Angka pasti untuk kasus seputar masalah infeksi pleura dan komplikasinya
di Indonesia belum ada. Meski demikian, beberapa studi yang dikerjakan di
beberapa center dapat memberikan gambaran amplitudo masalah ini. Studi di RS
Persahabatan Jakarta di tahun 2012 menemukan 119 pasien dengan efusi pleura;
104 dengan efusi pleura eksudatif dan 15 pasien dengan efusi pleura transudatif.
Pasien laki-laki sebanyak 66 (55,5%) pasien dan sisanya 53 (44,5%) pasien adalah
perempuan (Khairani, et al, 2012). Proporsi laki-laki yang lebih banyak ini sama
dengan hasil yang ditemukan pada studi di RS Adam Malik Medan yakni laki-laki
65,4% (89 pasien) dan perempuan 34,6% (47) (Tobing dan Widirahardjo, 2013).
2.1.2 Etiologi
Sebenarnya hampir semua jenis pneumonia (bakterial, viral, atipikal) bisa
menyebabkan EPP. Namun insidensi relatif EPP bervariasi sesuai organisme
penyebabnya.
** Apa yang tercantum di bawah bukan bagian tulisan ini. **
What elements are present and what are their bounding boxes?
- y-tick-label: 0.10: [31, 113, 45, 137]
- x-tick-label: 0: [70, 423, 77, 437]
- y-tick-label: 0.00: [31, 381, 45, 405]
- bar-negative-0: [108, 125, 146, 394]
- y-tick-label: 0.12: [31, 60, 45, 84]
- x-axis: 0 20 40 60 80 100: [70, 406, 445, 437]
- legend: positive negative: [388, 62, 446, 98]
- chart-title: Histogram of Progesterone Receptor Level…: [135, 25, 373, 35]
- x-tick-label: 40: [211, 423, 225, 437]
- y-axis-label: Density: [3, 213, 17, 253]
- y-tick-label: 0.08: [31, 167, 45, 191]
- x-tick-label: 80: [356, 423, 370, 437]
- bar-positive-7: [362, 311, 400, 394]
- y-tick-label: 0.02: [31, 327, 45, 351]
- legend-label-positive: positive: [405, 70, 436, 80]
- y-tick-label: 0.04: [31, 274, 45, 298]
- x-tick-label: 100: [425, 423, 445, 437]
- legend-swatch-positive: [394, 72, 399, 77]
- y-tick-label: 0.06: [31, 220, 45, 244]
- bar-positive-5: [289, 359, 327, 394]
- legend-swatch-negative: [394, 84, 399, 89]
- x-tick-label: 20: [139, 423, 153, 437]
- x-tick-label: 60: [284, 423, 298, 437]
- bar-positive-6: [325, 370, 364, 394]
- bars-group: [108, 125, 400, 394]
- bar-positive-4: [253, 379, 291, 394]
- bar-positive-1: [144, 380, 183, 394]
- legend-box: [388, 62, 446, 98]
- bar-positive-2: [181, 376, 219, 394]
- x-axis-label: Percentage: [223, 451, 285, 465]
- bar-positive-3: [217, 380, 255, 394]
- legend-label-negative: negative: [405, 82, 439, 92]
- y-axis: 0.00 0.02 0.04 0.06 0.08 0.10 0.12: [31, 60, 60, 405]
Pneumonia viral dan pneumonia mycoplasma menyebabkan efusi
pleura pada 20 % pasien. Untuk empyema toraks, pneumonia bakterial menjadi
penyebab pada 70% kasus. Sebagai tambahan pula, empyema thorax merupakan
komplikasi dari operasi sebelumnya, yang menyumbang 30 % dari kasus. Kasus
tidak ada infeksi atau trauma, organisme penginfeksi dapat menyebar dari darah
atau organ lainnya ke dalam rongga pleura, yang nantinya akan berkembang
menjadi abses subdiafragma, ruptur esofagus, mediastinitis, osteomyelitis,
perikarditis, kholangitis dan divertikulitis (Sahn, 2007).
2.1.3 Bakteriologi
Sejak munculnya antibiotik, gambaran bakteriologis EPP dengan
kultur-positif telah berubah. Sebelum jaman antibiotik, yang terbanyak tumbuh di cairan
empyema adalah Streptococcus pneumoniae atau Streptococcus hemolyticus. Di
periode tahun 1955 – 1965, Staphylococcus aureus adalah bakteri yang paling
sering diisolasi dari cairan pleura. Pada awal 1970-an, organisme anaerob yang
paling sering diisolasi. Kini, ternyata bahwa organisme aerob yang lebih sering
menimbulkan sebagian besar empyema dibanding anaerob. Studi atas 197 pasien
dengan kultur-positif bakteri untuk cairan pleura di RS militer menemukan kalau
bakteri aerobik dapat diisolasi pada 64% pasien, 13% pasien hanya ditemukan
organisme anaerob dan di 23% dari pasien ditemukan organisme aerobik dan
anaerob (Tsang, 2007).
Streptococcus pneumoniae, S. pyogenes dan Staphylococcus aureus
merupakan organisme tersering yang dikaitkan dengan infeksi pleura (Burgos, et
al, 2011). Juga kelompok S. anginosus (dikenal sebagai kelompok S.milleri) yang
terdiri dari S. anginosus, S. constellatus dan S. intermedius merupakan flora
pada 30-50% kasus CAP dewasa (Burgos, et al, 2011; Ahmed, et al, 2006;
Maskell, et al, 2005).
S. aureus lebih sering ditemukan pada pasien rawat inap tua yang memiliki
komorbiditas. Biasanya disertai kavitasi dan pembentukan abses, dengan
empyema muncul pada 1-25 % kasus dewasa. Kini juga ada laporan tentang
peningkatan jumlah kasus empyema yang disebabkan oleh community-acquired
MRSA, dan bakteri ini patut dicurigai community- dan hospital-acquired empyema
(Lindstrom, 1999). Namun bakteri anaerob juga berkontribusi signifikan terhadap
infeksi pleura, diisolasi sebagai agen tunggal atau co-patogen di 25-76 % kasus
anak (Micek, 2005).
2.2 Patofisiologi
Rongga pleura normal terisi cairan dalam jumlah yang relatif sedikit yakni
0,1 – 0,2 mL/kgbb pada tiap sisinya. Fungsinya untuk memfasilitasi pergerakan
kembang-kempis paru selama proses pernafasan. Cairan pleura diproduksi dan
dieliminasi dalam jumlah yang seimbang. Jumlah cairan pleura yang diproduksi
normalnya adalah 17 mL/hari dengan kapasitas absorpsi maksimal drainase sistem
limfatik sebesar 0,2-0,3 mL/kgbb/jam. Cairan ini memiliki konsentrasi protein
lebih rendah dibanding pembuluh limfe paru dan perifer.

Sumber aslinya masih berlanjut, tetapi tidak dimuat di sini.